Experimental example 2
(1) Preparation of test tablet According to the formulation described in Table 2 in the same manner as described in Experimental Example 1 (1), 500 mg of precipitated calcium carbonate as an active ingredient and crystalline cellulose 5 as an excipient per tablet 10 mm diameter, 5.5 mm thick tablets (test tablets 13 to 15) containing .15 mg, 35 mg low substituted hydroxypropylcellulose as disintegrant and 9 mg corn starch, pregelatinized starch or partially pregelatinized starch as binder Examples 4 to 6) were prepared.

(2) Evaluation of test tablets For each tablet (test tablets 13 to 15) prepared in (1), tablet hardness and oral disintegration time were measured according to the test method described in Experimental Example 1 (2).

  The results are also shown in Table 2. In Table 2, as in Table 1, the content (mg) of each component per tablet is described.

  As can be seen from this result, it was confirmed that the tablet hardness can be increased without increasing the oral disintegration time by blending the binder.

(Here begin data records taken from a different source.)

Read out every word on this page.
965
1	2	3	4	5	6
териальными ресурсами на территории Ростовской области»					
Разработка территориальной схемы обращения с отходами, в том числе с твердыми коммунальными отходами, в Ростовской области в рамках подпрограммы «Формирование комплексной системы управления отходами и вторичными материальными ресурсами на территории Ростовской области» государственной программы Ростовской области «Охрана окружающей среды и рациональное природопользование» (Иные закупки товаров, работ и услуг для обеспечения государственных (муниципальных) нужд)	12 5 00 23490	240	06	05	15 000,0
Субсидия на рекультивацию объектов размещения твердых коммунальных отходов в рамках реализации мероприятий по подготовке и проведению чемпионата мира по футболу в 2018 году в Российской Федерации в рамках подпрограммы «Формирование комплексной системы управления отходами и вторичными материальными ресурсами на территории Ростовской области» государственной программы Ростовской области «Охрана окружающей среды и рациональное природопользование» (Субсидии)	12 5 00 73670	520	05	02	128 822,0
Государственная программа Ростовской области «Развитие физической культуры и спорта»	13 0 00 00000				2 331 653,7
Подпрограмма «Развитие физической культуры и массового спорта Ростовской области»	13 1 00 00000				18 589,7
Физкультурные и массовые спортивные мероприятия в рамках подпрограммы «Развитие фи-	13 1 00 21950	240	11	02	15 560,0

In particular, by using pregelatinized starch such as pregelatinized starch and partially pregelatinized starch or modified starch such as sodium carboxymethyl starch having similar properties as a binder, while increasing tablet hardness, It has been confirmed that the oral disintegration time can be significantly shortened, and among these, partially pregelatinized starch is a binder excellent in the effect of increasing tablet hardness and shortening the oral disintegration time in the tablet of the present invention. It turned out to be.

Claims (8)

An orally disintegrating tablet containing precipitated calcium carbonate as an active ingredient and containing an excipient, a disintegrant and a lubricant, wherein the excipient is crystalline cellulose, the disintegrant is low-substituted hydroxypropylcellulose, crospovidone and carme An orally disintegrating tablet which is at least one selected from the group consisting of roast calcium and is prepared by compression molding at a pressure of 0.5 to ³ ton / cm ² .   The orally disintegrating tablet according to claim 1, further comprising a binder.   The orally disintegrating tablet according to claim 2, wherein the binder is at least one selected from the group consisting of starch and modified starch.   The orally disintegrating tablet according to any one of claims 1 to 3, wherein the ratio of precipitated calcium carbonate contained in 100% by mass of the orally disintegrating tablet is 80 to 90% by mass.   The orally disintegrating tablet according to any one of claims 1 to 4, which is a therapeutic agent for hyperphosphatemia. (a) Precipitated calcium carbonate, crystalline cellulose as an excipient, at least one selected from the group consisting of low-substituted hydroxypropylcellulose, crospovidone and carmellose calcium as a disintegrant, and a binder as necessary And wet granulating to prepare granules for tableting, and
(b) Manufacture of orally disintegrating tablets containing precipitated calcium carbonate as an active ingredient, having a step of compression molding at a pressure of 0.5 to ³ ton / cm ² after blending a lubricant with tablets and mixing. Method. A method for improving the oral disintegration characteristics of tablets containing precipitated calcium carbonate as an active ingredient, in addition to precipitated calcium carbonate and a lubricant, crystalline cellulose as an excipient, and low-substituted hydroxypropylcellulose as a disintegrant The above method, wherein at least one selected from the group consisting of crospovidone and carmellose calcium is blended and compression molded at a pressure of 0.5 to ³ ton / cm ² .   The method for improving disintegration in the oral cavity according to claim 7, further comprising a binder.